GIORGIO AGAMBEN — GOOD AND EVIL
January 21, 2025
“The ancient doctrine that Evil is the absence of Good and therefore in itself does not exist should be corrected and supplemented in the sense that it is not so much the absence as the perversion of the Good (with the codicil, formulated by Ivan Illich, corruptio optimi pexima, “there is nothing more evil than a corrupted Good”). The ontological link with the Good in this way remains, but the question remains how and in what sense Good can pervert and corrupt itself. If Evil is perverted Good, if we still recognize in Evil a marred and distorted figure of the Good, how can we combat it when we face it today in all spheres of human living?

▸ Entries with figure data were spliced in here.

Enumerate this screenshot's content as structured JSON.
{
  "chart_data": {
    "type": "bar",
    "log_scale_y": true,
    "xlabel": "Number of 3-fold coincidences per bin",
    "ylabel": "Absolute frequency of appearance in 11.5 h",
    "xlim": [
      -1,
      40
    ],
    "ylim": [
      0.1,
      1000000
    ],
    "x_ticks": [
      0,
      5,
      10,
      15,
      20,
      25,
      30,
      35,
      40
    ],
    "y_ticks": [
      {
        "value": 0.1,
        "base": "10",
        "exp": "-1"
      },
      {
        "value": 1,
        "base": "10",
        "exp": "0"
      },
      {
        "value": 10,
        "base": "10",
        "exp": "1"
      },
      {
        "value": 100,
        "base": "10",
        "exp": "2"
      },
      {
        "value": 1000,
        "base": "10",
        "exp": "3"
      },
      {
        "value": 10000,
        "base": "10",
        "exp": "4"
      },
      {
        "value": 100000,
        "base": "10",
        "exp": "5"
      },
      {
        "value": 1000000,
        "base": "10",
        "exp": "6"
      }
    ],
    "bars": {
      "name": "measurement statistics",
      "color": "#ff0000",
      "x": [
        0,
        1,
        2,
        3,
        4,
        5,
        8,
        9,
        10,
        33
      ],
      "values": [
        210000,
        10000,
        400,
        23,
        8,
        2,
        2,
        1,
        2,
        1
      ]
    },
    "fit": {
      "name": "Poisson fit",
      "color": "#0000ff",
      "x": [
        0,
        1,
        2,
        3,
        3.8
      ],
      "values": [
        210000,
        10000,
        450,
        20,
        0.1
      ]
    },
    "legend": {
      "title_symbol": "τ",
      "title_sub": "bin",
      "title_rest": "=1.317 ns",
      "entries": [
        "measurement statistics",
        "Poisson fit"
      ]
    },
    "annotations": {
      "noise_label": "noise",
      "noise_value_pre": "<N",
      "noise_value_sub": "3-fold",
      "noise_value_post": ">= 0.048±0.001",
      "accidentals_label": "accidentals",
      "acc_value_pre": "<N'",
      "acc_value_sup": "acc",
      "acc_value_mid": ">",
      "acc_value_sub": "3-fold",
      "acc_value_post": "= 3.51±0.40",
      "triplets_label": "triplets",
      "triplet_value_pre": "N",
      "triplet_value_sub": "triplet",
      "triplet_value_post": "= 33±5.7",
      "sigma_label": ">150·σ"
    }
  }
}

A corruption of the Good was familiar to classical thought in the political doctrine that each of the three righteous forms of government — monarchy, aristocracy and democracy (the government of the one, the government the few and the government of the many) — fatally degenerated into tyranny, oligarchy and oclocracy (mob rule). Aristotle (who regards democracy itself as a corruption of the government of the many) uses the term parekbasis, deviation (from parabaino, to move to the side, parà). If we now ask where they have deviated to, we find that they have, as it were, deviated to themselves. The corrupt forms of the constitution resemble, indeed, the healthy ones, but the Good that was present in the healthy ones (the common interest, koinon) has now turned to the Self and the Particular (idion). Evil is, that is, a certain use of the Good, and the possibility of this perverse use is inscribed in the Good itself, which in this way comes out of itself, moves as it were alongside itself.